Für die Gesellschaftsformen der Gesellschaft mit beschränkter Haftung (GmbH) und der Aktiengesellsaft (AG) besteht dafür eine gesetzliche Regelung. Anders ist der Fall im Personengesellschaftsrecht. Hier muss auf einen allgemein geltenden Grundsatz zurückgegriffen werden.
Geklagt hatte der Gesellschafter und alleinige Geschäftsführer einer italienischen Gesellschaft. Gegenstand des Unternehmens ist die Herstellung und der Verkauf von Brillen. Daneben ist er, zusammen mit den beiden Beklagten, zu je einem Drittel Gesellschafter einer deutschen GbR, die die hergestellten Brillen unter einer in Deutschland eingetragenen Marke vertreibt. Durch Lizenzvertrag war es der italienischen Gesellschaft gestattet, die Produkte unter der Marke selbst zu vertreiben. Der Kläger nutzte im Verlaufe der Geschäftsbeziehungen die eingetragene Marke in vertragswidriger Weise für seine italienische Gesellschaft. Daraufhin wurde ihm über ein anwaltliches Schreiben der Lizenzvertrag durch die beiden beklagten Gesellschafter gekündigt und die Nutzung der Marke untersagt. Der Kläger machte geltend, die Kündigung des Lizenzvertrags sei unwirksam. Es sei kein gültiger Gesellschafterbeschluss dazu gefasst worden. Ein etwaiger konkludenter Beschluss sei aufgrund seiner fehlenden Beteiligung unwirksam.
Nach Ansicht des BGH wurde hier der Lizenzvertrag nicht wirksam gekündigt. Es läge zwar ein konkludenter Gesellschafterbeschluss vor, da der Kläger einem Stimmverbot unterlag, dennoch hätte der Kläger als Gesellschafter bei der Willensbildung beteiligt werden müssen.
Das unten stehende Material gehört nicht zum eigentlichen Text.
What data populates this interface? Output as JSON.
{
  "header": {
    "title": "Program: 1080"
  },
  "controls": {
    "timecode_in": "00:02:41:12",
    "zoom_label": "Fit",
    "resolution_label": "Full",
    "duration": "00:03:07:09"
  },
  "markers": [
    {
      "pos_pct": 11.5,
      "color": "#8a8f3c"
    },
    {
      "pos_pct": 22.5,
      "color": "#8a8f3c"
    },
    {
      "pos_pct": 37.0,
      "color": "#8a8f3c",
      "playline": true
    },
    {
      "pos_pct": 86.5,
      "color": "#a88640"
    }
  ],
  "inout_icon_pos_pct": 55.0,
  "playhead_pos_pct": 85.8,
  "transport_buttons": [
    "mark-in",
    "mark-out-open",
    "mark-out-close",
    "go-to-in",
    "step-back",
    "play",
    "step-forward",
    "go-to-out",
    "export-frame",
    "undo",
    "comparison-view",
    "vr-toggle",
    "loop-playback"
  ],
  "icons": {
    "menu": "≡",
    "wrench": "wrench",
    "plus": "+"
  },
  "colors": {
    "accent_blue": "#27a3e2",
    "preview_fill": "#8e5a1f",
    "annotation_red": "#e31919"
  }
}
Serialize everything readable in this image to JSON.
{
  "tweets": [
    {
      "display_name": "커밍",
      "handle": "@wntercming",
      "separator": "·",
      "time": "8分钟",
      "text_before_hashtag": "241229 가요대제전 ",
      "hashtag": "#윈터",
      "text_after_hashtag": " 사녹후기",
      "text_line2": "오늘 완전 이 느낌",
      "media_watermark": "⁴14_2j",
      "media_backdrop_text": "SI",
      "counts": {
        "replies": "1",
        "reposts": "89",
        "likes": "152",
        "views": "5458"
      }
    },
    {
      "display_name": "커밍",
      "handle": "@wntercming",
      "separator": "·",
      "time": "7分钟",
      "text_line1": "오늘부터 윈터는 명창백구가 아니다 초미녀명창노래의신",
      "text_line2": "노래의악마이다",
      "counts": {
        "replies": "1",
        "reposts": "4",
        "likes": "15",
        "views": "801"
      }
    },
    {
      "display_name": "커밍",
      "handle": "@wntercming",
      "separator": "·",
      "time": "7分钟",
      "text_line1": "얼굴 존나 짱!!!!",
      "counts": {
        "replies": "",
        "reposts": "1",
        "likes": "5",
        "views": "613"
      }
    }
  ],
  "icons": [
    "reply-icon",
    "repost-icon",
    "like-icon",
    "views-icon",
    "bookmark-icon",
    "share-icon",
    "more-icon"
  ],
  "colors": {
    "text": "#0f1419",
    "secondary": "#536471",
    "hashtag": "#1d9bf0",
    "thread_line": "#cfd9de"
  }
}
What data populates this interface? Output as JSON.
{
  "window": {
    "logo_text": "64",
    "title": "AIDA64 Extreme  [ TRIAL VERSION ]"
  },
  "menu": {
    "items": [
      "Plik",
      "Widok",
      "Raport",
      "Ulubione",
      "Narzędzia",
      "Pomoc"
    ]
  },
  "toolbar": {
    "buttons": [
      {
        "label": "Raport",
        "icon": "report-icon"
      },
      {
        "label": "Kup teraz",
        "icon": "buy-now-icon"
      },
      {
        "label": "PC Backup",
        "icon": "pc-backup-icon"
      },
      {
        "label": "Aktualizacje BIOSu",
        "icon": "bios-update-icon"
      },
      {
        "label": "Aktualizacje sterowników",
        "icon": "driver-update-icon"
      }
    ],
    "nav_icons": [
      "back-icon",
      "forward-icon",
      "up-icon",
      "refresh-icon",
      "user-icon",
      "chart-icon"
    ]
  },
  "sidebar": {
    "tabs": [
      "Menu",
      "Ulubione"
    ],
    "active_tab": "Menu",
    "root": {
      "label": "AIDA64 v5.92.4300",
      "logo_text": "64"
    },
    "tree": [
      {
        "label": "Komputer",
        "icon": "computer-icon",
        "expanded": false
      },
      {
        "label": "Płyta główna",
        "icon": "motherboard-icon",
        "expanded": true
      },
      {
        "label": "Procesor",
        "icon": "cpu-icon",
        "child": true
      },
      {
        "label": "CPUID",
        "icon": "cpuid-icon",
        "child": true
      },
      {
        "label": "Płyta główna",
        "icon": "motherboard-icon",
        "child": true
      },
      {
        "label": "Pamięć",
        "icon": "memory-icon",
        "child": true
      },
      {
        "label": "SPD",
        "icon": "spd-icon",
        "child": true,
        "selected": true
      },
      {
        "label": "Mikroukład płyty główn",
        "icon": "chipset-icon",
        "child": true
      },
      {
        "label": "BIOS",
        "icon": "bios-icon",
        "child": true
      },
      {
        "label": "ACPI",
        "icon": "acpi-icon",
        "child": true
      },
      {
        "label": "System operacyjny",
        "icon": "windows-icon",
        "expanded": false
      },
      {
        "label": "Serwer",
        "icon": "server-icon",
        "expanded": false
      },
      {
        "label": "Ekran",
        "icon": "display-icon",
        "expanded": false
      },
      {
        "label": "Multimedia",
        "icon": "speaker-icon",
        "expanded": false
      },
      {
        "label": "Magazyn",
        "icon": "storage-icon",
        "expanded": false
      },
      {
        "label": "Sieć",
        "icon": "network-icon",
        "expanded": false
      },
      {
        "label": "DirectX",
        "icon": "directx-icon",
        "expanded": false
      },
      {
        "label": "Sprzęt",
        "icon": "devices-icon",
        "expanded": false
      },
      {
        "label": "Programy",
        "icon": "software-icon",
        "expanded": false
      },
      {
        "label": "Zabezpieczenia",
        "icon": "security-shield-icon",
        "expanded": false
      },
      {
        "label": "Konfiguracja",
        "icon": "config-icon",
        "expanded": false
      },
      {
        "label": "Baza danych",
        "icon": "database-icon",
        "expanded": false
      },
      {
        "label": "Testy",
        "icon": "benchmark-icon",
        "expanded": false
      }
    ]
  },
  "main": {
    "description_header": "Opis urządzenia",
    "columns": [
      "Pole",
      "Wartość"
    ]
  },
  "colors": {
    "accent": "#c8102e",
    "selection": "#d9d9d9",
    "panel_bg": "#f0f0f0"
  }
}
Der Gesellschafterbeschluss sei hier nicht schon deshalb mangelhaft gewesen, weil die Mitwirkung des Klägers an der Beschlussfassung fehlte. Ein Gesellschafter verliert sein Stimmrecht und unterliegt einem Stimmverbot insoweit ein Gesellschafterbeschluss darauf abzielt, sein Verhalten als Gesellschafter zu missbilligen. Der allgemein geltende Grundsatz, dass niemand Richter in eigener Sache sein darf, gilt nach Ansicht des BGH auch im Personengesellschaftsrecht. Jedoch betonte der BGH, dass trotz des erlaubten Stimmrechtsausschlusses der Gesellschafterbeschluss dennoch unwirksam gewesen sei. Auch ein einem Stimmverbot unterliegender Gesellschafter habe Kraft seiner Mitgliedschaft ein Recht, an der Willensbildung der Gesellschaft beteiligt zu werden.